Following this recently passed election the questions arise again – how could the polls be so far off?  But for me it more brings to mind the question – how can the late-night programs continue to be so far off?

I’m not much for watching them – and it’s not just that I can’t stay up past nine anymore.  Being in Korea, the late-night shows are all on in the early mornings when I’m just getting to work.  So when the guys in my office have the TV on, I get to catch snippets of them before I dive for the headphones and try blocking them out with something more palatable and mentally challenging. I do that because it seems every single one of them is so unimaginative and blind to real life that they think the antics of the president are the only things people care about.

Here’s the thing:  they aren’t. While Americans may care, it’s more a case of, “enough already!”  I can’t fathom how the likes of Stephen Colbert and Jimmy Kimmel can immerse themselves so completely in the “Trump did that?!?!” pool of swill that they don’t realize their diatribes have been a broken record for years now.  And who has the stamina to listen to a broken record repeatedly for that long?  I mean, seriously, after the constant drubbing they think they’ve been giving Trump, you really have to question their mental health and judgment. 

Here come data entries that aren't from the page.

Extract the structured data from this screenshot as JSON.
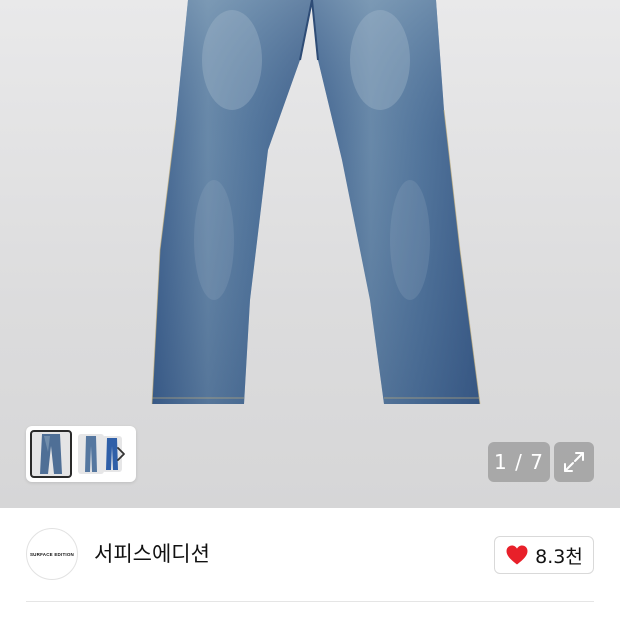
{
  "gallery": {
    "image_alt": "Jeans product photo",
    "counter": "1 / 7",
    "expand_icon": "expand-icon",
    "thumbnails": [
      "jeans-front",
      "jeans-side",
      "jeans-detail"
    ],
    "next_icon": "chevron-right-icon"
  },
  "shop": {
    "logo_text": "SURFACE EDITION",
    "name": "서피스에디션",
    "like_icon": "heart-icon",
    "like_count": "8.3천",
    "like_color": "#e8202a"
  }
}
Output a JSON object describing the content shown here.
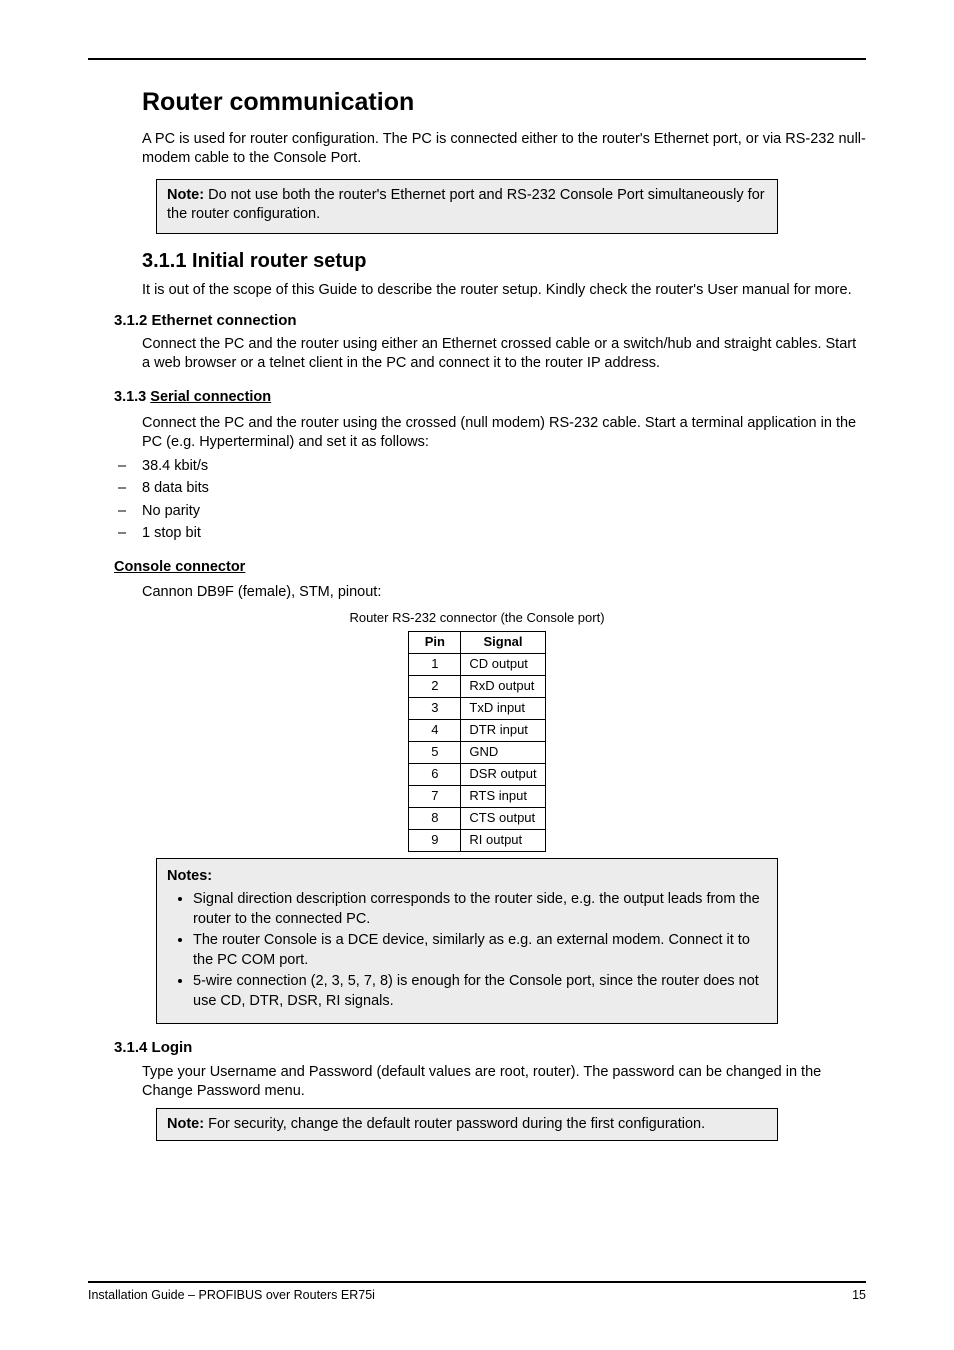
{
  "h1": "Router communication",
  "intro_p": "A PC is used for router configuration. The PC is connected either to the router's Ethernet port, or via RS-232 null-modem cable to the Console Port.",
  "note1": {
    "label": "Note:",
    "body": "Do not use both the router's Ethernet port and RS-232 Console Port simultaneously for the router configuration."
  },
  "h2": "3.1.1 Initial router setup",
  "para_initial": "It is out of the scope of this Guide to describe the router setup. Kindly check the router's User manual for more.",
  "h3": "3.1.2 Ethernet connection",
  "para_eth": "Connect the PC and the router using either an Ethernet crossed cable or a switch/hub and straight cables. Start a web browser or a telnet client in the PC and connect it to the router IP address.",
  "h4_pre": "3.1.3 ",
  "h4_link": "Serial connection",
  "para_serial": "Connect the PC and the router using the crossed (null modem) RS-232 cable. Start a terminal application in the PC (e.g. Hyperterminal) and set it as follows:",
  "serial_settings": [
    "38.4 kbit/s",
    "8 data bits",
    "No parity",
    "1 stop bit"
  ],
  "h5_console": "Console connector",
  "para_console": "Cannon DB9F (female), STM, pinout:",
  "table_caption": "Router RS-232 connector (the Console port)",
  "pin_header": {
    "pin": "Pin",
    "signal": "Signal"
  },
  "pins": [
    {
      "pin": "1",
      "signal": "CD output"
    },
    {
      "pin": "2",
      "signal": "RxD output"
    },
    {
      "pin": "3",
      "signal": "TxD input"
    },
    {
      "pin": "4",
      "signal": "DTR input"
    },
    {
      "pin": "5",
      "signal": "GND"
    },
    {
      "pin": "6",
      "signal": "DSR output"
    },
    {
      "pin": "7",
      "signal": "RTS input"
    },
    {
      "pin": "8",
      "signal": "CTS output"
    },
    {
      "pin": "9",
      "signal": "RI output"
    }
  ],
  "notes2": {
    "label": "Notes:",
    "items": [
      "Signal direction description corresponds to the router side, e.g. the output leads from the router to the connected PC.",
      "The router Console is a DCE device, similarly as e.g. an external modem. Connect it to the PC COM port.",
      "5-wire connection (2, 3, 5, 7, 8) is enough for the Console port, since the router does not use CD, DTR, DSR, RI signals."
    ]
  },
  "h3_login": "3.1.4 Login",
  "para_login": "Type your Username and Password (default values are root, router). The password can be changed in the Change Password menu.",
  "note3": {
    "label": "Note:",
    "body": "For security, change the default router password during the first configuration."
  },
  "footer": {
    "left": "Installation Guide – PROFIBUS over Routers ER75i",
    "right": "15"
  }
}
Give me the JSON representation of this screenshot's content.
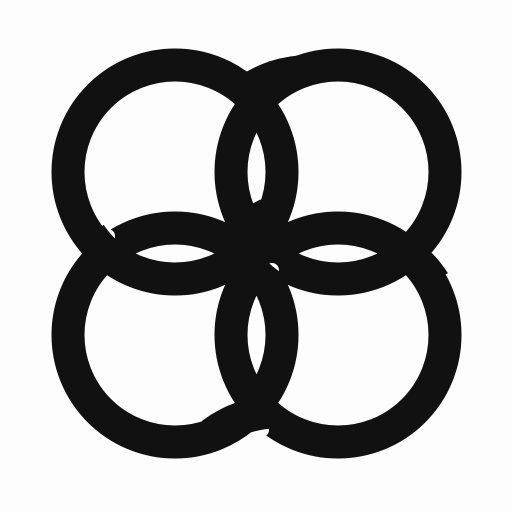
{
  "logo": {
    "name": "four-ring-knot-icon",
    "ink_color": "#111111",
    "background_color": "#fdfdfd"
  }
}
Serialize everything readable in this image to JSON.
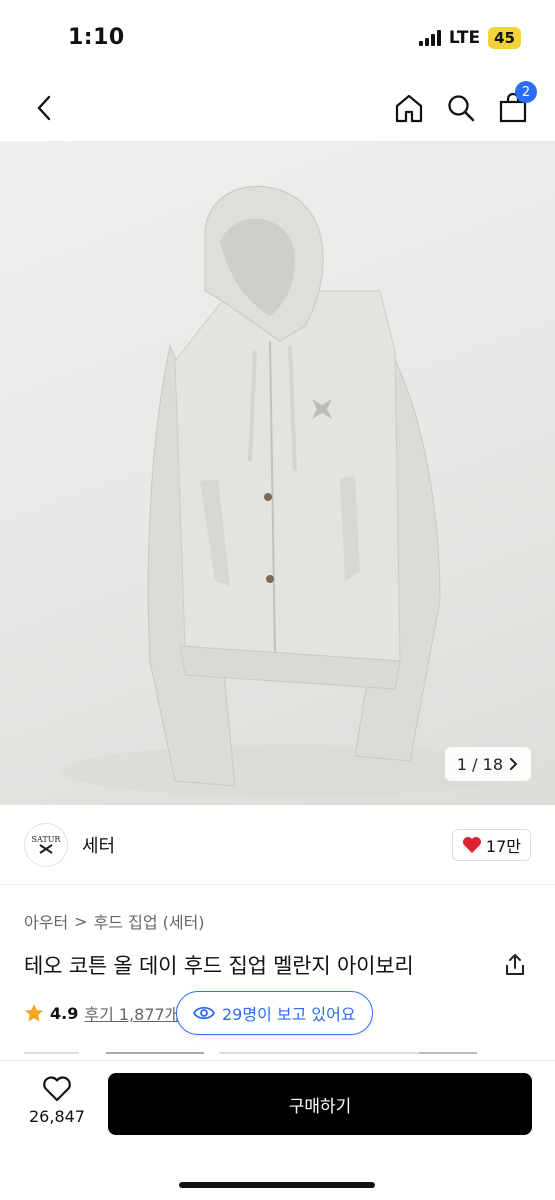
{
  "status_bar": {
    "time": "1:10",
    "network": "LTE",
    "battery": "45"
  },
  "nav": {
    "cart_count": "2"
  },
  "gallery": {
    "counter": "1 / 18"
  },
  "brand": {
    "logo_text": "SATUR",
    "name": "세터"
  },
  "likes": {
    "count": "17만"
  },
  "breadcrumb": {
    "level1": "아우터",
    "separator": ">",
    "level2": "후드 집업 (세터)"
  },
  "product": {
    "title": "테오 코튼 올 데이 후드 집업 멜란지 아이보리"
  },
  "rating": {
    "score": "4.9",
    "reviews_label": "후기 1,877개"
  },
  "viewers": {
    "label": "29명이 보고 있어요"
  },
  "bottom_bar": {
    "wish_count": "26,847",
    "buy_label": "구매하기"
  },
  "colors": {
    "accent": "#2d6cf6",
    "heart": "#e0202f",
    "star": "#f5a524",
    "buy_bg": "#000000"
  }
}
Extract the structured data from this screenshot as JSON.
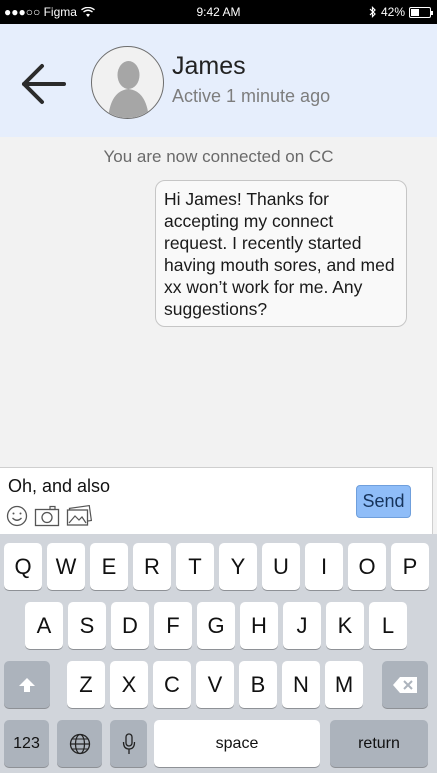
{
  "status_bar": {
    "carrier": "●●●○○ Figma",
    "time": "9:42 AM",
    "battery": "42%",
    "battery_level": 0.42
  },
  "header": {
    "name": "James",
    "status": "Active 1 minute ago"
  },
  "chat": {
    "system_message": "You are now connected on CC",
    "messages": [
      {
        "text": "Hi James! Thanks for accepting my connect request. I recently started having mouth sores, and med xx won’t work for me. Any suggestions?"
      }
    ]
  },
  "composer": {
    "value": "Oh, and also",
    "send_label": "Send",
    "icons": [
      "emoji-icon",
      "camera-icon",
      "gallery-icon"
    ]
  },
  "keyboard": {
    "row1": [
      "Q",
      "W",
      "E",
      "R",
      "T",
      "Y",
      "U",
      "I",
      "O",
      "P"
    ],
    "row2": [
      "A",
      "S",
      "D",
      "F",
      "G",
      "H",
      "J",
      "K",
      "L"
    ],
    "row3": [
      "Z",
      "X",
      "C",
      "V",
      "B",
      "N",
      "M"
    ],
    "numbers_label": "123",
    "space_label": "space",
    "return_label": "return"
  },
  "colors": {
    "header_bg": "#e6eefc",
    "send_bg": "#8fbdf8",
    "keyboard_bg": "#d1d5db"
  }
}
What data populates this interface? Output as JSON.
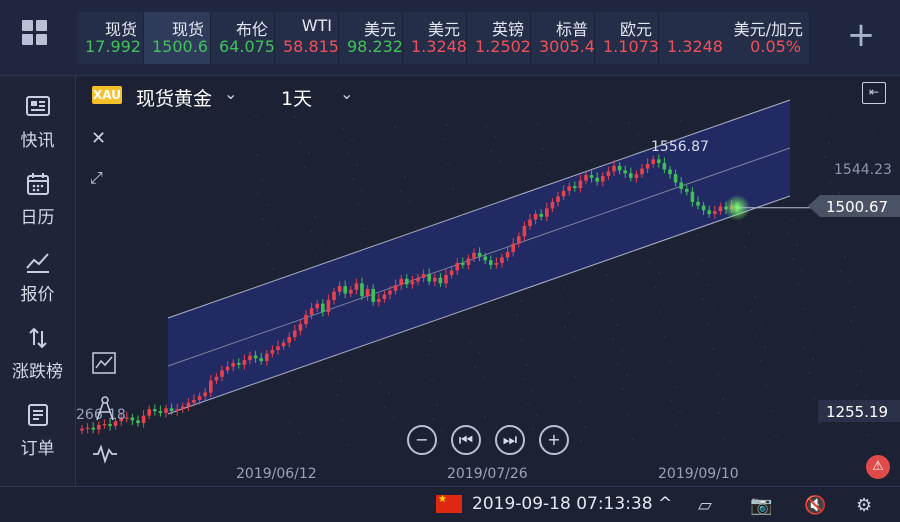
{
  "topbar": {
    "tickers": [
      {
        "name": "现货",
        "price": "17.992",
        "change": "",
        "trend": "down"
      },
      {
        "name": "现货",
        "price": "1500.6",
        "change": "",
        "trend": "down",
        "selected": true
      },
      {
        "name": "布伦",
        "price": "64.075",
        "change": "",
        "trend": "down"
      },
      {
        "name": "WTI",
        "price": "58.815",
        "change": "",
        "trend": "up"
      },
      {
        "name": "美元",
        "price": "98.232",
        "change": "",
        "trend": "down"
      },
      {
        "name": "美元",
        "price": "1.3248",
        "change": "",
        "trend": "up"
      },
      {
        "name": "英镑",
        "price": "1.2502",
        "change": "",
        "trend": "up"
      },
      {
        "name": "标普",
        "price": "3005.4",
        "change": "",
        "trend": "up"
      },
      {
        "name": "欧元",
        "price": "1.1073",
        "change": "",
        "trend": "up"
      },
      {
        "name": "美元/加元",
        "price": "1.3248",
        "change": "0.05%",
        "trend": "up"
      }
    ]
  },
  "sidebar": {
    "items": [
      {
        "label": "快讯",
        "icon": "news-icon"
      },
      {
        "label": "日历",
        "icon": "calendar-icon"
      },
      {
        "label": "报价",
        "icon": "quote-chart-icon"
      },
      {
        "label": "涨跌榜",
        "icon": "updown-icon"
      },
      {
        "label": "订单",
        "icon": "order-icon"
      }
    ]
  },
  "chart": {
    "symbol_badge": "XAU",
    "symbol": "现货黄金",
    "timeframe": "1天",
    "price_high_label": "1556.87",
    "price_axis_top": "1544.23",
    "price_current": "1500.67",
    "price_axis_low": "1255.19",
    "left_value": "266",
    "left_value_tail": "18",
    "dates": [
      "2019/06/12",
      "2019/07/26",
      "2019/09/10"
    ]
  },
  "chart_data": {
    "type": "candlestick",
    "title": "现货黄金",
    "timeframe": "1天",
    "x_labels": [
      "2019/06/12",
      "2019/07/26",
      "2019/09/10"
    ],
    "y_labels": [
      "1544.23",
      "1500.67",
      "1255.19"
    ],
    "annotations": [
      "1556.87"
    ],
    "current_price": 1500.67,
    "overlay": "parallel channel",
    "closes": [
      1262,
      1263,
      1261,
      1266,
      1267,
      1265,
      1270,
      1273,
      1274,
      1271,
      1268,
      1276,
      1283,
      1281,
      1279,
      1284,
      1281,
      1283,
      1286,
      1290,
      1293,
      1297,
      1301,
      1314,
      1318,
      1325,
      1329,
      1333,
      1331,
      1336,
      1341,
      1338,
      1335,
      1343,
      1347,
      1351,
      1355,
      1361,
      1368,
      1375,
      1385,
      1392,
      1397,
      1388,
      1401,
      1410,
      1416,
      1408,
      1412,
      1419,
      1405,
      1413,
      1399,
      1402,
      1407,
      1411,
      1417,
      1424,
      1418,
      1421,
      1425,
      1429,
      1421,
      1425,
      1419,
      1428,
      1433,
      1441,
      1439,
      1446,
      1452,
      1448,
      1444,
      1439,
      1441,
      1447,
      1453,
      1462,
      1470,
      1481,
      1488,
      1494,
      1491,
      1500,
      1507,
      1513,
      1519,
      1524,
      1522,
      1530,
      1536,
      1533,
      1529,
      1535,
      1540,
      1546,
      1541,
      1538,
      1533,
      1537,
      1543,
      1548,
      1553,
      1549,
      1542,
      1537,
      1528,
      1521,
      1518,
      1507,
      1503,
      1498,
      1494,
      1497,
      1502,
      1499,
      1503,
      1500.67
    ]
  }
}
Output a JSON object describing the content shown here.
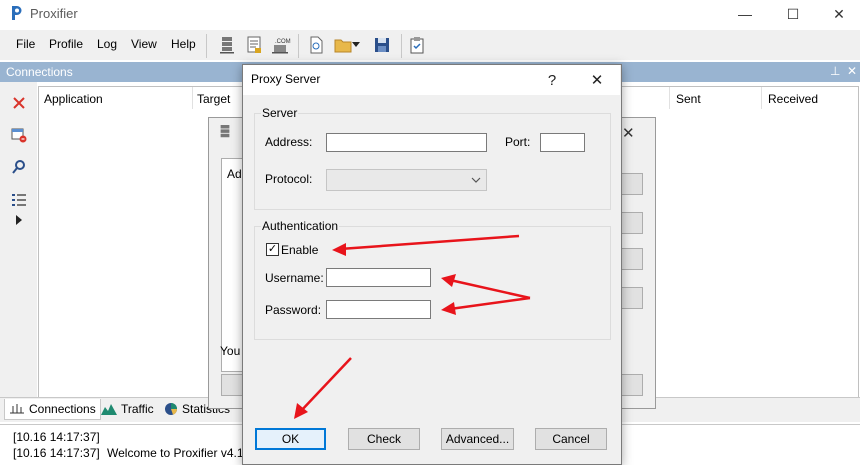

And yet, what really sets me off now is that it seems to have finally crept into the entirety of the genre.  I used to be able to stomach Jimmy Fallon on The Tonight Show.  I don’t really watch him – I find his style a bit immature – but he’s done some things that I’ve found creative and interesting at times.  And his Trump jokes were the typical hit-and-run type of classical late night.  But now I guess he got the memo: “Talk incessantly about Trump or you’ll fail.”  His jokes, while still not as bad as the others’, are creeping in that direction.  It would be alarming if I cared even a bit more than I do.

I just don’t get this burning desire in the late night crowd, but it does tell me something about the bubbles in which they live.  I mean, how about something for the rest of us?  Something for those who want to tune in and be entertained without being lectured to or reminded of the idiot in the White House for an entire monologue.  I understand political humor is part of the landscape — late night hosts have been poking fun at presidents for decades.  But it’s never been so relentless that you can’t tune it out for the few moments it shows up while you wait for the real show to start. Jokes of old might have been clever.  They might even have caught your ear and brought a smile.  But if they became the entirety of the show, there’s no way the show survives.

But like I say, this is part of the problem.  We have a group of people in media and entertainment who, just because they themselves think a certain way, are unable to grasp that not everyone else does.  They wrap themselves in their overly liberal, suburban/metro bubbles, where their only thought of flyover Americans is that “they’re wrong.” They see the polls and believe them simply because they say the things they want to hear, and then they pass that on to the American people through their programming because they’re convinced everyone else wants to hear it too.

And this is the self-perpetuating problem.  As they drive normal, middle-of-the-road people away, and as their cliques become more concentrated within a single camp, they find the only way to appease their “target-audience” is to continue to hammer away on the single issue that made them their target audience.  It seems they don’t realize that by doing this, they’re pigeon-holing themselves and their viewer – instead of broadening their audiences and appealing to more, they’re boiling them down with material that is unpalatable to anyone but the extremes who slobberingly laps it up.  It’s a self-fulfilling loop.

And it’s just not funny anymore. Hasn’t been for a long time.